The bottom line is, girls have trouble turning down boys. We feel bad. We feel mean. We feel like there's something inherently wrong in saying no and that we don't want to burn bridges even if this person is a total freakazoid who we will never encounter ever again in our lives. Statistically, you're dating a lot of people if you're on a dating site. So obviously you're not going to be crazy about every one.
As I've said before, you need to kiss a lot of frogs (nice frogs, but just not passionate frogs) before one strikes a chord. Or, before one feels like your other half and you go running across Dupont Circle together. Slowly, because you're wearing the new Guiseppi Zanottis.
The key question is, should you just ignore said NJB (Nice Jewish Boy) or address the fact you don't really want to go out with him head on?
While we as women often try to sugarcoat things (in confrontation in general, I believe), guys are far more direct and basically want to hear the truth, for the most part. Although it can be hard to dismiss someone directly, because you feel really guilty for a reason I can't totally put my manicured finger on. Even if this kid has the sexual panache of the ex-Countess' creepy date at Apotheke, (shudders), you still don't really want to be a jerk.
If you're not feeling it, you're not feeling it.
But this can be hard to verbalize, and you need to be careful of small-world situations. I turned down someone I went out with earlier in the summer, and not only did I feel bad, but I recognized that we had many mutual friends in common (including family friends, which can be worse and more painfully awkward because your mom constantly will bring this up just to annoy you).
My best friend and I postulated on how to handle these such dilemmas:
I suppose I could give that answer in three consecutive text messages, but that's sorta dick. Especially because chances are if you're on a date in the first place, your social circles and geographic locations are close enough that you could see each other again. Not to mention multiple texts lead to opening the last one first. Fail.

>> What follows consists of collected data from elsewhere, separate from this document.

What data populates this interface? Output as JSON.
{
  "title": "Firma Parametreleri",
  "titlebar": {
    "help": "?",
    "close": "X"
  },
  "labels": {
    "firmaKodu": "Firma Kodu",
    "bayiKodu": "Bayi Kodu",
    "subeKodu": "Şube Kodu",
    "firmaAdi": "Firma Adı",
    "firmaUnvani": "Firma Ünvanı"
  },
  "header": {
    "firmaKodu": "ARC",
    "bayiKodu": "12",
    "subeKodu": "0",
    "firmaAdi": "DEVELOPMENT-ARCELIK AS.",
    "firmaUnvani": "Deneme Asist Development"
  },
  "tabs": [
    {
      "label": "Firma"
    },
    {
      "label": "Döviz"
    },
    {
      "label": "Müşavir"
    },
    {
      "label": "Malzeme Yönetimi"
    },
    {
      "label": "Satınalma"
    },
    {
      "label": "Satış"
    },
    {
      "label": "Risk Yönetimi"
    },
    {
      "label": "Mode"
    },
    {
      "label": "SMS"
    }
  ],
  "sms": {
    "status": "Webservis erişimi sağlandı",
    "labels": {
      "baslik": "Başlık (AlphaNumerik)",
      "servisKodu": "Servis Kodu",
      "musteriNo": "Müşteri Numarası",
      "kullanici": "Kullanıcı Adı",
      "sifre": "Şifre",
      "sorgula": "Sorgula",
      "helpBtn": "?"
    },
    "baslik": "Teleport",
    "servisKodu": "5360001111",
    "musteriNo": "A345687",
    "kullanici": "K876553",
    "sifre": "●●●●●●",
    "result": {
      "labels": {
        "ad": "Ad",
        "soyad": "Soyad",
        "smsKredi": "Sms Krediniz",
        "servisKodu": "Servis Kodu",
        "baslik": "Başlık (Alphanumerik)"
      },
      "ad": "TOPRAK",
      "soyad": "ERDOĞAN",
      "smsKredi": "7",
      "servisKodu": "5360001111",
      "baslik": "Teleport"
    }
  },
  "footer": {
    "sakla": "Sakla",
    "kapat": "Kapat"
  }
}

I've tried a variety of other techniques.
1. One time I lied and told the guy that in the four days between our first date and when he contacted me to meet again, things got serious with someone else (like, right. They got serious with my bag of Pop Chips.)
2. Ignoring all communication. I've also tried the modified lie -- making up excuses as to why I can't meet up until the offers eventually cease. So far this has yielded mild success at best, at the cost of my guilty conscience (and general annoyance.)
Many people have suggested I say something of the following: "You're a great guy/girl, but I didn't feel the connection I was looking for." (You're not actually going to have the balls to say that. Why is it so hard to say no? My theory is that we don't care about hurting someone's feelings, but rather want to keep our rap intact.)
Boys, do you feel the same pressure to let someone down easily? I feel like no, although I could be wrong. There have been instances where guys I like have dropped off the face of the earth and don't feel that they owe me any explanation.
I think it's a gendered issue (comment below on your thoughts) but I also think that we girls in general having issues with the word "no," whether it be a social dinner, happy hour, or group activity. We'd rather push it off with a "maybe," or "i'll try to make it," instead. Why?
How do you handle turning down a date?